To.カノンを奏でる君
「周りの言う通りだって思ったよ。俺、本当にお前の事……」

「やめて!!」


 突然、花音が大声で祥多の言葉を制した。祥多は唖然として花音を見つめる。


 花音は俯き、顔を覆って肩を震わせている。


「やめて……今は聞けない、」

「花音?」

「約束撤回してくれなきゃ…、そんなの聞けないよ」

「約束?」

「祥ちゃんと私は幼なじみ。それだけでしょ?」

「お前……」

「あの約束を、私は苦しい思いして守って来たの。それを簡単に破らないで。お願い」

「―──悪かったな」


 祥多は俯き、歩き出した。


 花音は溢れ出る涙を懸命に拭う。


 あの約束は、二人にとって大切な約束だった。

 苦しい事ばかりの約束だったが、約束し続けたこの六年間は簡単に壊す事は出来ない。


「ふ……うぇぇっ……っく」


 せっかくの桜見を悲しいものにしたくなくて、花音は嗚咽が漏れる口を懸命に押さえた。


 笑え、笑えと暗示をかける。


 祥多を傷つけた。ただでさえ何も分からずに不安な毎日を過ごしているというのに、分からない約束を持ち出してしまった。
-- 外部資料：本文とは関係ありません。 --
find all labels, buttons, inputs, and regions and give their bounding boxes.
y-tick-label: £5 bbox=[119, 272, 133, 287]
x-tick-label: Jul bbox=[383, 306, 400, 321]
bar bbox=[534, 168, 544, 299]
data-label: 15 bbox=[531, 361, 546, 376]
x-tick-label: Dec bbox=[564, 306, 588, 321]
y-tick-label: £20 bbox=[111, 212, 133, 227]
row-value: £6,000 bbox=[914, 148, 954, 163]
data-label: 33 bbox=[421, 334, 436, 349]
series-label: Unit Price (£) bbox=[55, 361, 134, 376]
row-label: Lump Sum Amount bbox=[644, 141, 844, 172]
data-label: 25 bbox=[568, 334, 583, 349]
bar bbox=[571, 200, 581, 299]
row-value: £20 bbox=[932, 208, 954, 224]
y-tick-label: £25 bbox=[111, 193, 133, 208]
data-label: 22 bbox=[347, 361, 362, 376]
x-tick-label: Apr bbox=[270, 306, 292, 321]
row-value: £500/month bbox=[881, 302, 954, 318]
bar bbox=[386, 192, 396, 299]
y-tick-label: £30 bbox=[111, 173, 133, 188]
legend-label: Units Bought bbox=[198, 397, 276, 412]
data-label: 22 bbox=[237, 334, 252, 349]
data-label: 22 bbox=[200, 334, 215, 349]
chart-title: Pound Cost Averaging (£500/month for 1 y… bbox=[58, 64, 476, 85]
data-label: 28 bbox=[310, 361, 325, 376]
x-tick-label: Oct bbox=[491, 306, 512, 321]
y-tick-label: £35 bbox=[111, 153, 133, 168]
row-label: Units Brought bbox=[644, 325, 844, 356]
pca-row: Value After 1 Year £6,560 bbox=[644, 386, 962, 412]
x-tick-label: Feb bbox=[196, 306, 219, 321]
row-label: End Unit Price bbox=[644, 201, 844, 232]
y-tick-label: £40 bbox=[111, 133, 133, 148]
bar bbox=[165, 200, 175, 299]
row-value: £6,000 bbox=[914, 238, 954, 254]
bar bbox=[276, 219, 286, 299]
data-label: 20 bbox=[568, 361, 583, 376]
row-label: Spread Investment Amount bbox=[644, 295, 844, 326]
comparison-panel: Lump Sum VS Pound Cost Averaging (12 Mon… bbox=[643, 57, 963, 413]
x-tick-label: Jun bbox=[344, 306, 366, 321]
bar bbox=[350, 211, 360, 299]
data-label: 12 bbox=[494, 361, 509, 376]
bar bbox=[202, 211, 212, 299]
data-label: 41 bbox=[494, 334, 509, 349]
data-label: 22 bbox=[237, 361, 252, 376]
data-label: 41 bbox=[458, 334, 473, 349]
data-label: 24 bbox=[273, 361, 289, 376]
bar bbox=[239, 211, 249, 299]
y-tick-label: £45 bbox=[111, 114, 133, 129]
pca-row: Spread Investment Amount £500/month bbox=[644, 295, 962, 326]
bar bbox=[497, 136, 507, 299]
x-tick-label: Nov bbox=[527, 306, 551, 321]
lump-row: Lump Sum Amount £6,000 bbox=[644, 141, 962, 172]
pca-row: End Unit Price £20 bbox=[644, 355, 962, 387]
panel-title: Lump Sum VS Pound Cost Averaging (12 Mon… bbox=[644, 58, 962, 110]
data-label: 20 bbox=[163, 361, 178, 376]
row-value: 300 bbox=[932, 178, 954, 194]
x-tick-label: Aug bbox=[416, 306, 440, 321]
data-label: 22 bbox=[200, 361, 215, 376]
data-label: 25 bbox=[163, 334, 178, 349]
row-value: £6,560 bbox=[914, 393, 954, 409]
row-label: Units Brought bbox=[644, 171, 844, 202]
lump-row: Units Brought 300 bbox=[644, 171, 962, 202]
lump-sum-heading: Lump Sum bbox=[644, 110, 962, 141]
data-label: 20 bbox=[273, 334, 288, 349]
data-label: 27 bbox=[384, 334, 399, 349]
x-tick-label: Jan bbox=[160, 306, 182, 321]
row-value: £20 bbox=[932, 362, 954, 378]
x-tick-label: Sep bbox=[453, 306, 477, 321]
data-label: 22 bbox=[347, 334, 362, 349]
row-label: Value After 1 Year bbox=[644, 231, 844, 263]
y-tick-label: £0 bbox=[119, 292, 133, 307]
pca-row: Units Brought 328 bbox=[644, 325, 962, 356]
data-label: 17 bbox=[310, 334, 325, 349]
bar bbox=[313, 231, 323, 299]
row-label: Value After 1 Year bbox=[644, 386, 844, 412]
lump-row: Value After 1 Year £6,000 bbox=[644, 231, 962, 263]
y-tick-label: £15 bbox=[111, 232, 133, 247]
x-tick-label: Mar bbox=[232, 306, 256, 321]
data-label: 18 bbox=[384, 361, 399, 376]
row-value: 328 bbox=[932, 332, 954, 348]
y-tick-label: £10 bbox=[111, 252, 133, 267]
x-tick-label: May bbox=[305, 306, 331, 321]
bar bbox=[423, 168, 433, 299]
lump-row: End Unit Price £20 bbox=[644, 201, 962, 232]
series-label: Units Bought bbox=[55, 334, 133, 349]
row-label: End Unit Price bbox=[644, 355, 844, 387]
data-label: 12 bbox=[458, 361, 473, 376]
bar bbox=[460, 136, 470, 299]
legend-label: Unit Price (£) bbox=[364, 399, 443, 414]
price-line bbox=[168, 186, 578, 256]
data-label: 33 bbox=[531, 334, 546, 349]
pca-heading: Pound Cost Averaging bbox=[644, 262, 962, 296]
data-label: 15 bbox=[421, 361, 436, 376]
 悪かったなと言ったあの口調に怒りが見えたのが、花音には痛かった。


 気づけば祥多は大分先を歩いていた。花音は涙を拭いながら追いかける。


「祥ちゃん、待って」


 後方から聞こえて来る花音の声に、祥多は足を止めた。

 考えていた事全て、頭の中から追い出す。